Right. But the percentages are wrong... the original asserted that removing windows would fix 99.9% of the bullshit on the internet. The parent correctly pointed out that it would do no such thing. "user" issues account for far more than 0.01% of the problem. Removing the Windows "exploding cars" might not even make a dent.
That's not to say we shouldn't remove the exploding cars, but we shouldn't justify it by claiming its going to fix the internet in any meaningful way.
Moreover, the windows as exploding car metaphor is flawed, because the OSX and Linux cars are not really inherently that much more secure in the hands of lowest common denominator users. If you pull the exploding windows cars off the internet within a few months you'll have exploding osx and linux cars to contend with.
Idiot users will let malware infest their systems regardless of what OS they are given if the malware asks them too. Right now, most malware doesn't work on Windows, but if you banned windows overnight, then a week later the internet would be a crap flood of malware that worked on linux or osx.
(Probably linux, because there is no way people could switch to OSX without buying apple hardware...so it would be a less popular choice.)
Re:Is this another Windows-only problem? (Score:1, Interesting)

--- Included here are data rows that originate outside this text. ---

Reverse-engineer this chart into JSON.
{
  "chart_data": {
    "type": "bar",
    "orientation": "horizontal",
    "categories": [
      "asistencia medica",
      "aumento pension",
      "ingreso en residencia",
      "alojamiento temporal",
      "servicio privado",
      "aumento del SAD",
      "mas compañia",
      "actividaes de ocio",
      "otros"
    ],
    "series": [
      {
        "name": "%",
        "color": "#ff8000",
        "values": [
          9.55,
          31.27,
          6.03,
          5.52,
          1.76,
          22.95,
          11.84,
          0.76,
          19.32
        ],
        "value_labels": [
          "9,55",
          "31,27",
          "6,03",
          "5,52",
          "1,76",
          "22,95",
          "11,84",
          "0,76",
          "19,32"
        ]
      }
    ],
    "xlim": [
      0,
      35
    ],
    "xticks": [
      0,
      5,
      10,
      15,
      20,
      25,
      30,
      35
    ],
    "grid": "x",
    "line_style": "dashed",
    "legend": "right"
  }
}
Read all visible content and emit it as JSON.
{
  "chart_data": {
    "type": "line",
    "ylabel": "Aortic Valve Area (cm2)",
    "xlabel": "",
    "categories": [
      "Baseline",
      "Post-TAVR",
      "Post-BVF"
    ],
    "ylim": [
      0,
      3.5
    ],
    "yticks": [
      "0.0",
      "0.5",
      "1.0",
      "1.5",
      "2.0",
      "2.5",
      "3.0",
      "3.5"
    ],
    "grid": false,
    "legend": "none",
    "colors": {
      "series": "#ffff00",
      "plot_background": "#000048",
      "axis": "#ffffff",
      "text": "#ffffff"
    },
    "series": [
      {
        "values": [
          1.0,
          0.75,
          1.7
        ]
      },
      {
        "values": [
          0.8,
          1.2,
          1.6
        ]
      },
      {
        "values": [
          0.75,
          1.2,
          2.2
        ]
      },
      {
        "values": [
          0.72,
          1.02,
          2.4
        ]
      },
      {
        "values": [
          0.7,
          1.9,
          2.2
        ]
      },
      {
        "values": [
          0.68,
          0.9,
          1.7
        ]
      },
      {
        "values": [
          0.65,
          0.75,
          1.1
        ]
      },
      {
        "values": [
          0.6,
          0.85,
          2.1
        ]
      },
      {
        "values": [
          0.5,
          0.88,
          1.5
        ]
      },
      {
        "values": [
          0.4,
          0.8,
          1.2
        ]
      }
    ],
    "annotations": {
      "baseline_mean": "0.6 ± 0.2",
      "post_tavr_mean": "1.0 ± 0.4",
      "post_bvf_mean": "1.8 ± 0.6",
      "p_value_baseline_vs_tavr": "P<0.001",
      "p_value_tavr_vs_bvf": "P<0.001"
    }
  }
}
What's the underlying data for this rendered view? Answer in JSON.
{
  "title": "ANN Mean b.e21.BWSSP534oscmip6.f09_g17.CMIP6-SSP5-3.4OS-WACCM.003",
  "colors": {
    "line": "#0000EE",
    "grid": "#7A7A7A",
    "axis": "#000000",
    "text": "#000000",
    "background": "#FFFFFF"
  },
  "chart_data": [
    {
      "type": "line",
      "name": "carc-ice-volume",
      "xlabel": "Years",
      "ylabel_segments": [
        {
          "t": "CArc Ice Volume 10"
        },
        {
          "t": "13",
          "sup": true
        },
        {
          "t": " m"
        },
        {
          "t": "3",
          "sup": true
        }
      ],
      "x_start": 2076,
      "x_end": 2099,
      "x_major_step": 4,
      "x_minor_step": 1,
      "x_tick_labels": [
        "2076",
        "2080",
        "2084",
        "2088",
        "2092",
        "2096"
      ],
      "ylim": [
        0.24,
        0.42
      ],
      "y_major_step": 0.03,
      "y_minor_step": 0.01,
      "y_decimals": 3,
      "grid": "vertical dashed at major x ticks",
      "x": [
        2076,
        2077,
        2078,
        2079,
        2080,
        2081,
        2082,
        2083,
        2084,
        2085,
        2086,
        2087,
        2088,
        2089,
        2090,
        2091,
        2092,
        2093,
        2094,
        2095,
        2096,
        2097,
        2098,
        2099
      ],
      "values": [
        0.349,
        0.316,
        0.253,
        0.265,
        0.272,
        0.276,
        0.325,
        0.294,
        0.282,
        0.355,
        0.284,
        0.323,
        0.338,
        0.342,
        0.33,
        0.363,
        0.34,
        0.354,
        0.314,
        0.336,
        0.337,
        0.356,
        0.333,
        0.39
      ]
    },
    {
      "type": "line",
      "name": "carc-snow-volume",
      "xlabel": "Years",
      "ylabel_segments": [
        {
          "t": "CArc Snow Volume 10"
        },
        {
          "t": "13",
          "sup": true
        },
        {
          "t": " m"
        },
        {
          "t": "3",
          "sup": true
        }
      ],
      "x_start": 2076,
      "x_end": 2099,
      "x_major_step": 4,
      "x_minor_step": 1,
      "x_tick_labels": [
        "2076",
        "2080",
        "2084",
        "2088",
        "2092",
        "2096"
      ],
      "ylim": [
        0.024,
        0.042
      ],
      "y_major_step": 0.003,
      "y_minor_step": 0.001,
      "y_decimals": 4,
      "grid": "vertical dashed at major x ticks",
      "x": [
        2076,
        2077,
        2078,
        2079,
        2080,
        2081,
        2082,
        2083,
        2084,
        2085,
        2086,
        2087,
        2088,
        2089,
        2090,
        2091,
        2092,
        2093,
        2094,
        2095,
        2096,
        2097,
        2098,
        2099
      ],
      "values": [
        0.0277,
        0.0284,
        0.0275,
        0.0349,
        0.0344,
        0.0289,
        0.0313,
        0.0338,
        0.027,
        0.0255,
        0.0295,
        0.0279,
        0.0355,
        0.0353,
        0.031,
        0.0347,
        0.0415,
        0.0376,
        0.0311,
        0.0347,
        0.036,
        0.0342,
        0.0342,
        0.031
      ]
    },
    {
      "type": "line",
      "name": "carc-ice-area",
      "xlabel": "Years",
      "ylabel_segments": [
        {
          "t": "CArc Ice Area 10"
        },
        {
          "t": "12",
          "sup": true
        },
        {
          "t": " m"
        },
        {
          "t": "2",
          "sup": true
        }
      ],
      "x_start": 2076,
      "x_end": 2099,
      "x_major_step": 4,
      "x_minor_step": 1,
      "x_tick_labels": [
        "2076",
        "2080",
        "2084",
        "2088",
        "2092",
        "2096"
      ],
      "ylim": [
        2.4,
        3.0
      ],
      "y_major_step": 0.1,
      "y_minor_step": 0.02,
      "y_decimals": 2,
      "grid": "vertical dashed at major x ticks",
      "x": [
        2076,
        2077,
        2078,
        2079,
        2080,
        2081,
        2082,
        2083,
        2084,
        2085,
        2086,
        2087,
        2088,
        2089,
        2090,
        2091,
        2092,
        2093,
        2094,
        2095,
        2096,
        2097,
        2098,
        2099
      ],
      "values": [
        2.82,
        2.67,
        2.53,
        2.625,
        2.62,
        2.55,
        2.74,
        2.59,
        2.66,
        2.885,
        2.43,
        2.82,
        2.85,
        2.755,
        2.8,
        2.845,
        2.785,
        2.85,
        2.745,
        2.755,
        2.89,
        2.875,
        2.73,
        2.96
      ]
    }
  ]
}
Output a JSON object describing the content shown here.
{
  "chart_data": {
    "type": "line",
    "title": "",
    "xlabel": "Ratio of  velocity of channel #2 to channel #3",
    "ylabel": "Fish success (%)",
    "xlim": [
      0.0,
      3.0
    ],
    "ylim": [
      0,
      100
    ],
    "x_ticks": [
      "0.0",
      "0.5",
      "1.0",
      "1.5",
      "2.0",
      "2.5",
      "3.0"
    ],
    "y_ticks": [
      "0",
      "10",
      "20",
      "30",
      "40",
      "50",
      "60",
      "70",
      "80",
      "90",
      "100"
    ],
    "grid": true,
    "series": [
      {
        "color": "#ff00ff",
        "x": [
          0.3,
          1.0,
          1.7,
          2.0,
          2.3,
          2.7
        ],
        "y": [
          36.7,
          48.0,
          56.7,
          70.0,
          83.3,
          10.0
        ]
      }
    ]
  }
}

All of our clients have been running their Windows systems with "Limited User" rights for a decade or more (except the few cases where this is not possible due to poorly written software) and we've never seen a drive-by download nor malware infection in any of these Limited Rights systems.
You cannot blame *any* OS for poor administrator configuration of rights. Blame the sysadmin.
Re:how about just flipping the damn default? (Score:5, Interesting)
"Drive by download" is just a made up excuse by people who don't want to admit to what they were doing when they installed some malware yet again.
Yeah, like the user moving their mouse out of the way to read the text of an article, and coincidentally mousing over an ad purchased by a malware distributer that *looks* legit, and is on a legit site, but is actually just a method to throw their nasty bot into the download stream.
And before you protest that you've never seen that happen, I would like to inform you that I have - with my own eyes. Anecdotal evidence aside, this is factual to me.
More and more frequently, I'm seeing people saying that Windows is the primary security risk on the internet. Perhaps we should look into that.
Re:Is this another Windows-only problem? (Score:3, Interesting)
They are poorly written because their roots go back to when the MS OS didnt have any concept of a limited user or a security model at all.
That isn't the answer. Windows NT introduced the idea of user permissios back in July 1993. If you wanted to be able to use the official "Written for Windows" certification (or whatever it was called at the time) then your software had to work as a limited user. If developers adhered to Microsoft's programming guidelines they would have got rid of the full-access assumption years ago.
And if developers had done this, then we would have all been running as standard users long before Vista. Even then, they only got this to work by crippling the administrator account into a semi-limited user mode.